Whether you’re wanting to maximise the value of your existing property, or just need the extra room for storage, adding space to your property is something that can be a life-enhancing improvement. Whether it’s another bedroom, a TV den, a home work-station, or just better storage that gets rid of some clutter, take dusty loft space, under-stair cupboards, and garage rooms and make the space that you already have, give you more.
Finding Space for another bedroom Converting garage and loft spaces are typically both fantastic ways to cost-effectively add space to your home. Of course, it will depend on the specifics of a particular house but usually integrated or attached garages are much simpler and cheaper to convert than loft spaces as they will offer more usable convertible space and will not need any structural alterations. The advantage that loft conversions have over garage conversions is usually one of location. In most houses, bedrooms and bathrooms are located upstairs and are often more convenient and appropriate if you decide you want to convert your loft into a bedroom. However, garages, by definition, tend to be on the ground floor, which is more suitable if the bedroom is needed for guests. Either way, in each case, it is important to bear in mind that adding suitable insulation is crucial, both to meet the requirements of the building regulations, but also to make the new room(s) habitable and comfortable in hot or cold weather.
Additional Spaces and storage
For storage purposes, it is important to consider each aspect of your home, and which spaces can be more effectively utilised. Places such as under-stair cupboards are a great way to achieve more space – think about a small desk space that may be in a cupboard as we did on this project, a seating area, or a set of drawers/ shelves to hide away your items. Alternatively, if you have a larger budget to provide additional space, then why not consider excavating, creating a very small basement, formed in concrete and tanked out to hide your clutter under trap doors – out of sight, out of mind.

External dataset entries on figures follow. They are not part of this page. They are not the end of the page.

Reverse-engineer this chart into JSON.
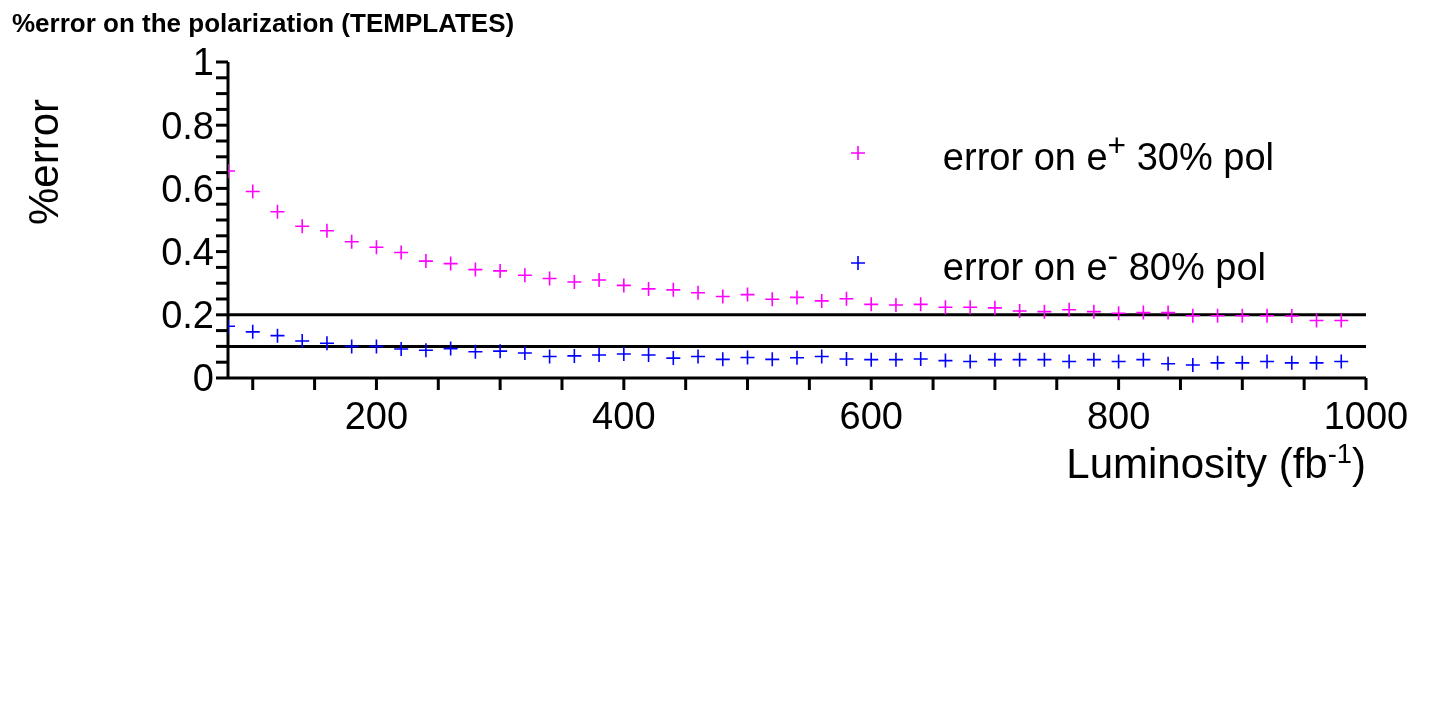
{
  "chart_data": {
    "type": "scatter",
    "title": "%error on the polarization (TEMPLATES)",
    "xlabel": "Luminosity (fb$^{-1}$)",
    "ylabel": "%error",
    "x": [
      80,
      100,
      120,
      140,
      160,
      180,
      200,
      220,
      240,
      260,
      280,
      300,
      320,
      340,
      360,
      380,
      400,
      420,
      440,
      460,
      480,
      500,
      520,
      540,
      560,
      580,
      600,
      620,
      640,
      660,
      680,
      700,
      720,
      740,
      760,
      780,
      800,
      820,
      840,
      860,
      880,
      900,
      920,
      940,
      960,
      980
    ],
    "series": [
      {
        "name": "error on e$^{+}$ 30% pol",
        "color": "#ff00ff",
        "values": [
          0.655,
          0.59,
          0.526,
          0.48,
          0.466,
          0.431,
          0.414,
          0.397,
          0.37,
          0.362,
          0.343,
          0.339,
          0.325,
          0.315,
          0.304,
          0.31,
          0.293,
          0.282,
          0.279,
          0.27,
          0.258,
          0.264,
          0.249,
          0.255,
          0.244,
          0.251,
          0.233,
          0.231,
          0.233,
          0.224,
          0.224,
          0.222,
          0.212,
          0.21,
          0.216,
          0.21,
          0.205,
          0.207,
          0.207,
          0.197,
          0.197,
          0.197,
          0.197,
          0.196,
          0.182,
          0.182
        ]
      },
      {
        "name": "error on e$^{-}$ 80% pol",
        "color": "#0000ff",
        "values": [
          0.164,
          0.146,
          0.134,
          0.117,
          0.11,
          0.1,
          0.1,
          0.092,
          0.088,
          0.093,
          0.083,
          0.085,
          0.079,
          0.068,
          0.07,
          0.073,
          0.076,
          0.073,
          0.063,
          0.068,
          0.059,
          0.065,
          0.059,
          0.064,
          0.068,
          0.06,
          0.058,
          0.058,
          0.06,
          0.055,
          0.052,
          0.058,
          0.058,
          0.058,
          0.052,
          0.058,
          0.052,
          0.058,
          0.045,
          0.041,
          0.048,
          0.048,
          0.052,
          0.048,
          0.048,
          0.052
        ]
      }
    ],
    "xlim": [
      80,
      1000
    ],
    "xticks": [
      {
        "value": 100,
        "label": null
      },
      {
        "value": 150,
        "label": null
      },
      200,
      {
        "value": 250,
        "label": null
      },
      {
        "value": 300,
        "label": null
      },
      {
        "value": 350,
        "label": null
      },
      400,
      {
        "value": 450,
        "label": null
      },
      {
        "value": 500,
        "label": null
      },
      {
        "value": 550,
        "label": null
      },
      600,
      {
        "value": 650,
        "label": null
      },
      {
        "value": 700,
        "label": null
      },
      {
        "value": 750,
        "label": null
      },
      800,
      {
        "value": 850,
        "label": null
      },
      {
        "value": 900,
        "label": null
      },
      {
        "value": 950,
        "label": null
      },
      1000
    ],
    "ylim": [
      0,
      1
    ],
    "yticks": [
      0,
      {
        "value": 0.05,
        "label": null
      },
      {
        "value": 0.1,
        "label": null
      },
      {
        "value": 0.15,
        "label": null
      },
      0.2,
      {
        "value": 0.25,
        "label": null
      },
      {
        "value": 0.3,
        "label": null
      },
      {
        "value": 0.35,
        "label": null
      },
      0.4,
      {
        "value": 0.45,
        "label": null
      },
      {
        "value": 0.5,
        "label": null
      },
      {
        "value": 0.55,
        "label": null
      },
      0.6,
      {
        "value": 0.65,
        "label": null
      },
      {
        "value": 0.7,
        "label": null
      },
      {
        "value": 0.75,
        "label": null
      },
      0.8,
      {
        "value": 0.85,
        "label": null
      },
      {
        "value": 0.9,
        "label": null
      },
      {
        "value": 0.95,
        "label": null
      },
      1
    ],
    "ref_lines": [
      {
        "axis": "y",
        "value": 0.2,
        "color": "#000000"
      },
      {
        "axis": "y",
        "value": 0.1,
        "color": "#000000"
      }
    ],
    "grid": false,
    "legend": "top right",
    "marker": "cross"
  }
}
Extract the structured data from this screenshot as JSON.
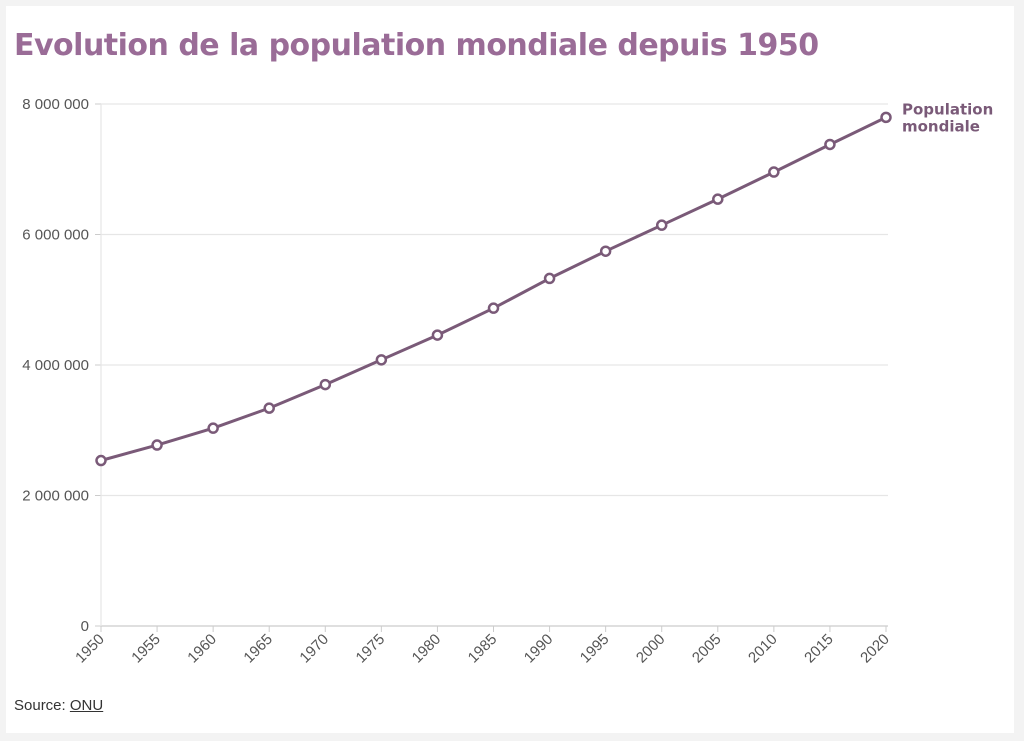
{
  "title": "Evolution de la population mondiale depuis 1950",
  "source": {
    "prefix": "Source:",
    "link_text": "ONU"
  },
  "colors": {
    "title": "#9a6c97",
    "line": "#7a5a78",
    "grid": "#e6e6e6",
    "axis": "#cccccc"
  },
  "chart_data": {
    "type": "line",
    "title": "Evolution de la population mondiale depuis 1950",
    "xlabel": "",
    "ylabel": "",
    "x": [
      1950,
      1955,
      1960,
      1965,
      1970,
      1975,
      1980,
      1985,
      1990,
      1995,
      2000,
      2005,
      2010,
      2015,
      2020
    ],
    "xticks": [
      "1950",
      "1955",
      "1960",
      "1965",
      "1970",
      "1975",
      "1980",
      "1985",
      "1990",
      "1995",
      "2000",
      "2005",
      "2010",
      "2015",
      "2020"
    ],
    "ylim": [
      0,
      8000000
    ],
    "yticks": [
      0,
      2000000,
      4000000,
      6000000,
      8000000
    ],
    "ytick_labels": [
      "0",
      "2 000 000",
      "4 000 000",
      "6 000 000",
      "8 000 000"
    ],
    "grid": true,
    "series": [
      {
        "name": "Population mondiale",
        "label_lines": [
          "Population",
          "mondiale"
        ],
        "color": "#7a5a78",
        "values": [
          2536000,
          2773000,
          3032000,
          3339000,
          3700000,
          4079000,
          4458000,
          4871000,
          5327000,
          5744000,
          6143000,
          6542000,
          6957000,
          7380000,
          7795000
        ]
      }
    ]
  }
}
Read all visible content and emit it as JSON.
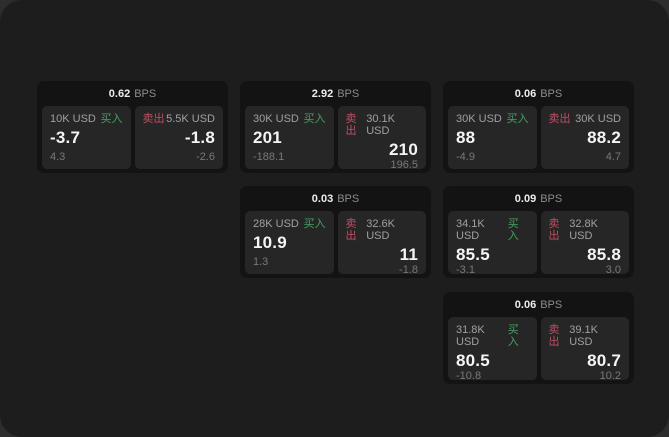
{
  "colors": {
    "buy_green": "#45a162",
    "sell_red": "#bf4e63",
    "panel_bg": "#262626",
    "card_bg": "#131313",
    "page_bg": "#1d1d1d"
  },
  "cards": [
    {
      "bps_value": "0.62",
      "bps_unit": "BPS",
      "buy": {
        "amount": "10K USD",
        "side_label": "买入",
        "value": "-3.7",
        "sub": "4.3"
      },
      "sell": {
        "side_label": "卖出",
        "amount": "5.5K USD",
        "value": "-1.8",
        "sub": "-2.6"
      }
    },
    {
      "bps_value": "2.92",
      "bps_unit": "BPS",
      "buy": {
        "amount": "30K USD",
        "side_label": "买入",
        "value": "201",
        "sub": "-188.1"
      },
      "sell": {
        "side_label": "卖出",
        "amount": "30.1K USD",
        "value": "210",
        "sub": "196.5"
      }
    },
    {
      "bps_value": "0.06",
      "bps_unit": "BPS",
      "buy": {
        "amount": "30K USD",
        "side_label": "买入",
        "value": "88",
        "sub": "-4.9"
      },
      "sell": {
        "side_label": "卖出",
        "amount": "30K USD",
        "value": "88.2",
        "sub": "4.7"
      }
    },
    {
      "bps_value": "0.03",
      "bps_unit": "BPS",
      "buy": {
        "amount": "28K USD",
        "side_label": "买入",
        "value": "10.9",
        "sub": "1.3"
      },
      "sell": {
        "side_label": "卖出",
        "amount": "32.6K USD",
        "value": "11",
        "sub": "-1.8"
      }
    },
    {
      "bps_value": "0.09",
      "bps_unit": "BPS",
      "buy": {
        "amount": "34.1K USD",
        "side_label": "买入",
        "value": "85.5",
        "sub": "-3.1"
      },
      "sell": {
        "side_label": "卖出",
        "amount": "32.8K USD",
        "value": "85.8",
        "sub": "3.0"
      }
    },
    {
      "bps_value": "0.06",
      "bps_unit": "BPS",
      "buy": {
        "amount": "31.8K USD",
        "side_label": "买入",
        "value": "80.5",
        "sub": "-10.8"
      },
      "sell": {
        "side_label": "卖出",
        "amount": "39.1K USD",
        "value": "80.7",
        "sub": "10.2"
      }
    }
  ]
}
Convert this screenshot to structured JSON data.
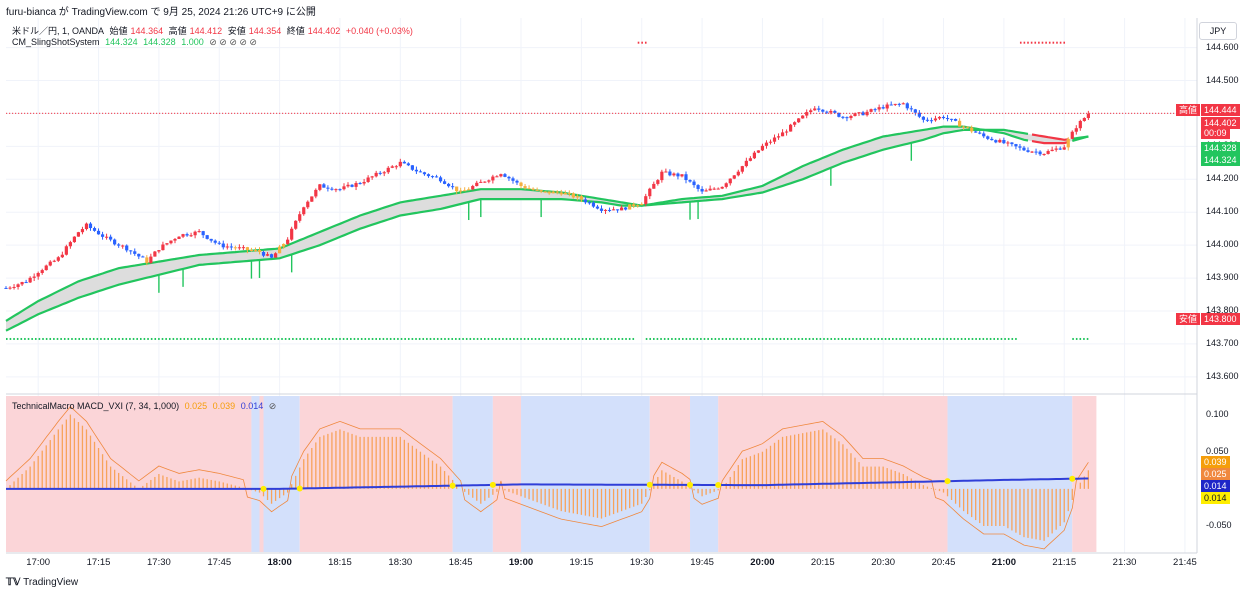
{
  "header": {
    "publish_line": "furu-bianca が TradingView.com で 9月 25, 2024 21:26 UTC+9 に公開"
  },
  "legend_main": {
    "symbol": "米ドル／円, 1, OANDA",
    "open_label": "始値",
    "open": "144.364",
    "high_label": "高値",
    "high": "144.412",
    "low_label": "安値",
    "low": "144.354",
    "close_label": "終値",
    "close": "144.402",
    "change": "+0.040 (+0.03%)"
  },
  "legend_indicator": {
    "name": "CM_SlingShotSystem",
    "v1": "144.324",
    "v2": "144.328",
    "v3": "1.000",
    "icons": "⊘ ⊘ ⊘ ⊘ ⊘"
  },
  "legend_macd": {
    "name": "TechnicalMacro MACD_VXI (7, 34, 1,000)",
    "v1": "0.025",
    "v2": "0.039",
    "v3": "0.014",
    "icon": "⊘"
  },
  "currency_button": "JPY",
  "footer": {
    "brand": "TradingView"
  },
  "price_tags": {
    "high_label": "高値",
    "high_value": "144.444",
    "last_value": "144.402",
    "countdown": "00:09",
    "ema_fast": "144.328",
    "ema_slow": "144.324",
    "low_label": "安値",
    "low_value": "143.800"
  },
  "macd_tags": {
    "t1": "0.039",
    "t2": "0.025",
    "t3": "0.014",
    "t4": "0.014"
  },
  "colors": {
    "up": "#f23645",
    "down": "#2962ff",
    "ema": "#22c55e",
    "band": "#dddddd",
    "macd_hist": "#f7a35c",
    "macd_line": "#2f3ed8",
    "bg_bull": "#fbd5d8",
    "bg_bear": "#d3e0fb"
  },
  "chart_data": [
    {
      "type": "candlestick",
      "title": "米ドル／円, 1, OANDA",
      "y_ticks": [
        "144.600",
        "144.500",
        "144.400",
        "144.300",
        "144.200",
        "144.100",
        "144.000",
        "143.900",
        "143.800",
        "143.700",
        "143.600"
      ],
      "x_ticks": [
        "17:00",
        "17:15",
        "17:30",
        "17:45",
        "18:00",
        "18:15",
        "18:30",
        "18:45",
        "19:00",
        "19:15",
        "19:30",
        "19:45",
        "20:00",
        "20:15",
        "20:30",
        "20:45",
        "21:00",
        "21:15",
        "21:30",
        "21:45"
      ],
      "bold_ticks": [
        "18:00",
        "19:00",
        "20:00",
        "21:00"
      ],
      "x_range": [
        "16:52",
        "21:48"
      ],
      "ylim": [
        143.56,
        144.69
      ],
      "price_anchors": [
        [
          "16:52",
          143.87
        ],
        [
          "16:57",
          143.89
        ],
        [
          "17:00",
          143.92
        ],
        [
          "17:05",
          143.96
        ],
        [
          "17:10",
          144.04
        ],
        [
          "17:12",
          144.06
        ],
        [
          "17:17",
          144.02
        ],
        [
          "17:22",
          143.99
        ],
        [
          "17:27",
          143.95
        ],
        [
          "17:30",
          143.99
        ],
        [
          "17:35",
          144.03
        ],
        [
          "17:40",
          144.04
        ],
        [
          "17:45",
          144.0
        ],
        [
          "17:50",
          143.99
        ],
        [
          "17:55",
          143.98
        ],
        [
          "17:58",
          143.96
        ],
        [
          "18:02",
          144.02
        ],
        [
          "18:06",
          144.12
        ],
        [
          "18:10",
          144.18
        ],
        [
          "18:15",
          144.17
        ],
        [
          "18:20",
          144.19
        ],
        [
          "18:25",
          144.22
        ],
        [
          "18:30",
          144.25
        ],
        [
          "18:35",
          144.22
        ],
        [
          "18:40",
          144.2
        ],
        [
          "18:45",
          144.16
        ],
        [
          "18:50",
          144.19
        ],
        [
          "18:55",
          144.22
        ],
        [
          "19:00",
          144.18
        ],
        [
          "19:05",
          144.16
        ],
        [
          "19:10",
          144.16
        ],
        [
          "19:15",
          144.14
        ],
        [
          "19:20",
          144.11
        ],
        [
          "19:25",
          144.11
        ],
        [
          "19:30",
          144.13
        ],
        [
          "19:35",
          144.22
        ],
        [
          "19:40",
          144.21
        ],
        [
          "19:45",
          144.16
        ],
        [
          "19:50",
          144.18
        ],
        [
          "19:55",
          144.24
        ],
        [
          "20:00",
          144.3
        ],
        [
          "20:05",
          144.34
        ],
        [
          "20:10",
          144.39
        ],
        [
          "20:13",
          144.42
        ],
        [
          "20:20",
          144.39
        ],
        [
          "20:25",
          144.4
        ],
        [
          "20:30",
          144.42
        ],
        [
          "20:35",
          144.43
        ],
        [
          "20:40",
          144.38
        ],
        [
          "20:45",
          144.39
        ],
        [
          "20:50",
          144.36
        ],
        [
          "20:55",
          144.33
        ],
        [
          "21:00",
          144.31
        ],
        [
          "21:05",
          144.29
        ],
        [
          "21:10",
          144.28
        ],
        [
          "21:15",
          144.3
        ],
        [
          "21:18",
          144.36
        ],
        [
          "21:21",
          144.4
        ]
      ],
      "ema_fast_anchors": [
        [
          "16:52",
          143.77
        ],
        [
          "17:00",
          143.83
        ],
        [
          "17:10",
          143.89
        ],
        [
          "17:20",
          143.93
        ],
        [
          "17:30",
          143.95
        ],
        [
          "17:40",
          143.97
        ],
        [
          "17:50",
          143.98
        ],
        [
          "18:00",
          143.99
        ],
        [
          "18:10",
          144.04
        ],
        [
          "18:20",
          144.09
        ],
        [
          "18:30",
          144.13
        ],
        [
          "18:40",
          144.15
        ],
        [
          "18:50",
          144.17
        ],
        [
          "19:00",
          144.17
        ],
        [
          "19:10",
          144.16
        ],
        [
          "19:20",
          144.14
        ],
        [
          "19:25",
          144.13
        ],
        [
          "19:30",
          144.12
        ],
        [
          "19:40",
          144.14
        ],
        [
          "19:50",
          144.15
        ],
        [
          "20:00",
          144.18
        ],
        [
          "20:10",
          144.24
        ],
        [
          "20:20",
          144.29
        ],
        [
          "20:30",
          144.33
        ],
        [
          "20:40",
          144.35
        ],
        [
          "20:45",
          144.36
        ],
        [
          "20:50",
          144.36
        ],
        [
          "21:00",
          144.34
        ],
        [
          "21:05",
          144.32
        ],
        [
          "21:10",
          144.31
        ],
        [
          "21:15",
          144.31
        ],
        [
          "21:21",
          144.33
        ]
      ],
      "ema_slow_anchors": [
        [
          "16:52",
          143.74
        ],
        [
          "17:00",
          143.79
        ],
        [
          "17:10",
          143.84
        ],
        [
          "17:20",
          143.88
        ],
        [
          "17:30",
          143.91
        ],
        [
          "17:40",
          143.94
        ],
        [
          "17:50",
          143.95
        ],
        [
          "18:00",
          143.96
        ],
        [
          "18:10",
          144.0
        ],
        [
          "18:20",
          144.05
        ],
        [
          "18:30",
          144.09
        ],
        [
          "18:40",
          144.11
        ],
        [
          "18:50",
          144.14
        ],
        [
          "19:00",
          144.14
        ],
        [
          "19:10",
          144.14
        ],
        [
          "19:20",
          144.13
        ],
        [
          "19:25",
          144.12
        ],
        [
          "19:30",
          144.12
        ],
        [
          "19:40",
          144.13
        ],
        [
          "19:50",
          144.14
        ],
        [
          "20:00",
          144.16
        ],
        [
          "20:10",
          144.2
        ],
        [
          "20:20",
          144.25
        ],
        [
          "20:30",
          144.29
        ],
        [
          "20:40",
          144.32
        ],
        [
          "20:45",
          144.34
        ],
        [
          "20:50",
          144.35
        ],
        [
          "21:00",
          144.35
        ],
        [
          "21:05",
          144.34
        ],
        [
          "21:10",
          144.33
        ],
        [
          "21:15",
          144.32
        ],
        [
          "21:21",
          144.33
        ]
      ],
      "high_marker": 144.444,
      "low_marker": 143.8,
      "current_price": 144.402
    },
    {
      "type": "bar",
      "title": "TechnicalMacro MACD_VXI (7, 34, 1,000)",
      "y_ticks": [
        "0.100",
        "0.050",
        "-0.050"
      ],
      "ylim": [
        -0.085,
        0.125
      ],
      "hist_anchors": [
        [
          "16:52",
          0.0
        ],
        [
          "16:58",
          0.03
        ],
        [
          "17:05",
          0.08
        ],
        [
          "17:08",
          0.1
        ],
        [
          "17:12",
          0.08
        ],
        [
          "17:18",
          0.03
        ],
        [
          "17:25",
          0.0
        ],
        [
          "17:30",
          0.02
        ],
        [
          "17:35",
          0.01
        ],
        [
          "17:40",
          0.015
        ],
        [
          "17:45",
          0.01
        ],
        [
          "17:50",
          0.003
        ],
        [
          "17:55",
          -0.005
        ],
        [
          "17:58",
          -0.02
        ],
        [
          "18:02",
          -0.005
        ],
        [
          "18:06",
          0.04
        ],
        [
          "18:10",
          0.07
        ],
        [
          "18:15",
          0.08
        ],
        [
          "18:20",
          0.07
        ],
        [
          "18:25",
          0.07
        ],
        [
          "18:30",
          0.07
        ],
        [
          "18:35",
          0.05
        ],
        [
          "18:40",
          0.03
        ],
        [
          "18:45",
          0.0
        ],
        [
          "18:50",
          -0.02
        ],
        [
          "18:55",
          0.0
        ],
        [
          "19:00",
          -0.01
        ],
        [
          "19:05",
          -0.02
        ],
        [
          "19:10",
          -0.03
        ],
        [
          "19:15",
          -0.035
        ],
        [
          "19:20",
          -0.04
        ],
        [
          "19:25",
          -0.03
        ],
        [
          "19:30",
          -0.02
        ],
        [
          "19:35",
          0.025
        ],
        [
          "19:40",
          0.01
        ],
        [
          "19:45",
          -0.01
        ],
        [
          "19:50",
          0.0
        ],
        [
          "19:55",
          0.04
        ],
        [
          "20:00",
          0.05
        ],
        [
          "20:05",
          0.07
        ],
        [
          "20:10",
          0.075
        ],
        [
          "20:15",
          0.08
        ],
        [
          "20:20",
          0.06
        ],
        [
          "20:25",
          0.03
        ],
        [
          "20:30",
          0.03
        ],
        [
          "20:35",
          0.02
        ],
        [
          "20:40",
          0.005
        ],
        [
          "20:45",
          -0.005
        ],
        [
          "20:50",
          -0.03
        ],
        [
          "20:55",
          -0.05
        ],
        [
          "21:00",
          -0.05
        ],
        [
          "21:05",
          -0.065
        ],
        [
          "21:10",
          -0.07
        ],
        [
          "21:15",
          -0.045
        ],
        [
          "21:18",
          0.0
        ],
        [
          "21:21",
          0.025
        ]
      ],
      "signal_anchors": [
        [
          "16:52",
          0.0
        ],
        [
          "18:00",
          0.0
        ],
        [
          "19:00",
          0.006
        ],
        [
          "20:00",
          0.005
        ],
        [
          "21:00",
          0.012
        ],
        [
          "21:21",
          0.014
        ]
      ],
      "bg_segments": [
        [
          "16:52",
          "17:53",
          "bull"
        ],
        [
          "17:53",
          "17:55",
          "bear"
        ],
        [
          "17:55",
          "17:56",
          "bull"
        ],
        [
          "17:56",
          "18:05",
          "bear"
        ],
        [
          "18:05",
          "18:43",
          "bull"
        ],
        [
          "18:43",
          "18:53",
          "bear"
        ],
        [
          "18:53",
          "19:00",
          "bull"
        ],
        [
          "19:00",
          "19:32",
          "bear"
        ],
        [
          "19:32",
          "19:42",
          "bull"
        ],
        [
          "19:42",
          "19:49",
          "bear"
        ],
        [
          "19:49",
          "20:46",
          "bull"
        ],
        [
          "20:46",
          "21:17",
          "bear"
        ],
        [
          "21:17",
          "21:23",
          "bull"
        ]
      ]
    }
  ]
}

Creating an illusion of space
If you’re restricted for space, creating an illusion of space and manipulating the perception of spaciousness is a key design skill when working with small and medium-sized properties. It seems that we all want more space and while adding an extension is often impractical or impossible, there are loads of things that you can do inside a home to maximise not only the use but the perception of space. Daylight is a wonderful magnifier of space, both in terms of how much daylight you bring into a room, and also how much day-lit space you can see. Pale wall colours and full-height windows, as used here, can make a huge difference. Part of the reason why this works is that the eye is taken out of the low space itself and designing the room to draw the eye along to a focal point outside the space, such as through a window, or in an adjoining room that is higher can enhance space tremendously.